Atas inisiatif sejumlah peserta Taplai, maka dibentuk wadah untuk menampung para alumni Taplai bernama Ikabnas. Mereka kemudian diakomodasikan oleh Gubernur Lemhannas dan dimintakan sebagai anggota luar biasa IKAL. Pada Munas IKAL, mereka dapat ikut serta dengan status sebagai Peninjau, tanpa hak suara. Posisi anggota Ikabnas juga dinyatakan dalam AD/ART IKAL.
Namun, pada Munas V IKAL, sejumlah peserta Taplai menyuarakan aspirasi agar statusnya sebagai Peninjau ditingkatkan menjadi peserta penuh dan mendapat 10 hak suara. Hal ini disuarakan atas janji yang diberikan Ketua Umum menjelang Munas IKAL. Janji ini memicu polemik berkepanjangan, yang berujung pada kegagalan sidang menetapkan agenda pertama, yaitu tata tertib.
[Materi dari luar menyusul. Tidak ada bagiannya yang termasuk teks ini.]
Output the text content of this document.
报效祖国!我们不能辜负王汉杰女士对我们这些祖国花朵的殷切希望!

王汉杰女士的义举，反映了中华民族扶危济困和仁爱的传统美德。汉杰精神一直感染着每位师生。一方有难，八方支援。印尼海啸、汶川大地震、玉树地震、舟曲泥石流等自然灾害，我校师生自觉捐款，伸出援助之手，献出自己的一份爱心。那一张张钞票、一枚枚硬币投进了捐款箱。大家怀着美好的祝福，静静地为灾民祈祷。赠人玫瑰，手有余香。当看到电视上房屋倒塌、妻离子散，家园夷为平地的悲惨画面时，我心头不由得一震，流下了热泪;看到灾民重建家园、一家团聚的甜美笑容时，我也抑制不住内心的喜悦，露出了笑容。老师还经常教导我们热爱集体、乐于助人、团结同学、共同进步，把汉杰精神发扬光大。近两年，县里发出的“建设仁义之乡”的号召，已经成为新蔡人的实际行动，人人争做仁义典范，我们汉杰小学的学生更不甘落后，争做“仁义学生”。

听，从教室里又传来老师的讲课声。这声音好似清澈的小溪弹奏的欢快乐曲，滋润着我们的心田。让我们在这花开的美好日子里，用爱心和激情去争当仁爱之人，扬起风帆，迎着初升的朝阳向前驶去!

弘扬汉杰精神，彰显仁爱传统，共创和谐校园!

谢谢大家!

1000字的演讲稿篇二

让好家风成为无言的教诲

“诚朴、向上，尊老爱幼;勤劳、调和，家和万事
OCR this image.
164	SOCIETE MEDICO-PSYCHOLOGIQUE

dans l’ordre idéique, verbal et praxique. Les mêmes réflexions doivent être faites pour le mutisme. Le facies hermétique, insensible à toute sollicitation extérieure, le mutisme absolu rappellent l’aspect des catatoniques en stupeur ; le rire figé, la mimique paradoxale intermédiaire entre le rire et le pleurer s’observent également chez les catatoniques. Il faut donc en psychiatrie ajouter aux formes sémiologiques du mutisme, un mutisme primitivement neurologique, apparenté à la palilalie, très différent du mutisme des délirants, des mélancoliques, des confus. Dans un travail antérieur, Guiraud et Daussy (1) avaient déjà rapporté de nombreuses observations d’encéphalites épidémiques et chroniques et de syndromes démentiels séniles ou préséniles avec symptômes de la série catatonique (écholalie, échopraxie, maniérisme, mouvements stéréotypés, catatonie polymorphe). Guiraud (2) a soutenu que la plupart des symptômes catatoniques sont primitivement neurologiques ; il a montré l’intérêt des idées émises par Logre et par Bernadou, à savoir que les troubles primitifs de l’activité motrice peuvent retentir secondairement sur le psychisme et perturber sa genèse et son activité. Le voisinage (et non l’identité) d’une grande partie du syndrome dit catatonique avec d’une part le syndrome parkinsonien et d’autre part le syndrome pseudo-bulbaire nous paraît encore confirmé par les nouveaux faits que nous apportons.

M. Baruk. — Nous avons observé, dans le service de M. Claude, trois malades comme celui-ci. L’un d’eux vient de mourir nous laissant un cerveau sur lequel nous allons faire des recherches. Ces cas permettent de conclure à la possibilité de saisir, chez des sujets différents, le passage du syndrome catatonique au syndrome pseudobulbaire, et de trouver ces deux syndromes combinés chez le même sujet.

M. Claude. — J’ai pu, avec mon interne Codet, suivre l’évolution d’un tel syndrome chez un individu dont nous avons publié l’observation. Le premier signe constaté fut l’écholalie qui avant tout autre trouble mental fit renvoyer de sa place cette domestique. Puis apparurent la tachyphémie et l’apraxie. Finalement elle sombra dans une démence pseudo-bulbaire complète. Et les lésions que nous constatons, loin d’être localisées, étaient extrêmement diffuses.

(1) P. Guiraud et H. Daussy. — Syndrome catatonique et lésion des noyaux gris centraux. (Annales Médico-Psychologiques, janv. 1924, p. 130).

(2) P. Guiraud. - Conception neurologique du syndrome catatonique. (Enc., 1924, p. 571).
Berbekal janji Ketua Umum itu kemudian secara terpisah, tanpa berpedoman kepada AD/ART IKAL, peserta Munas IKAL yang berstatus Peninjau, menggelar Munas IKAL tandingan dan mengangkat Ketua Umum DPP IKAL yang baru.
Ini merupakan cerminan kondisi IKAL dan Lemhannas RI saat ini, di mana IKAL yang sejatinya adalah lulusan Lemhannas RI yang dilahirkan dari proses yang panjang seharusnya menjadi teladan.
Oleh karena itu, Lemhanans RI dan IKAL harus tegas meluruskan legitimasi alumni Lemhannas. Bagi warga masyarakat yang telah mengikuti program Taplai adalah sah mengorganisasikan dirinya ke dalam wadah Ikabnas dan terpisah dari IKAL. Ikabnas tetap berada di bawah naungan Lemhanans RI, memiliki AD/ART sendiri dan kepengurusan sendiri.
Diharapkan, Munas IKAL ke depan dapat segera digelar secara terhormat, bermartabat, dan sesuai AD/ART IKAL. Munas IKAL wajib mengedepankan musyawarah dan mufakat, sesuai jati diri Lemhannas. IKAL Lemhannas harus bangkit, memperkuat marwahnya, dan kembali pada tujuan semula, yaitu menjaga nilai-nilai kebangsaan serta memberikan teladan moral bagi bangsa.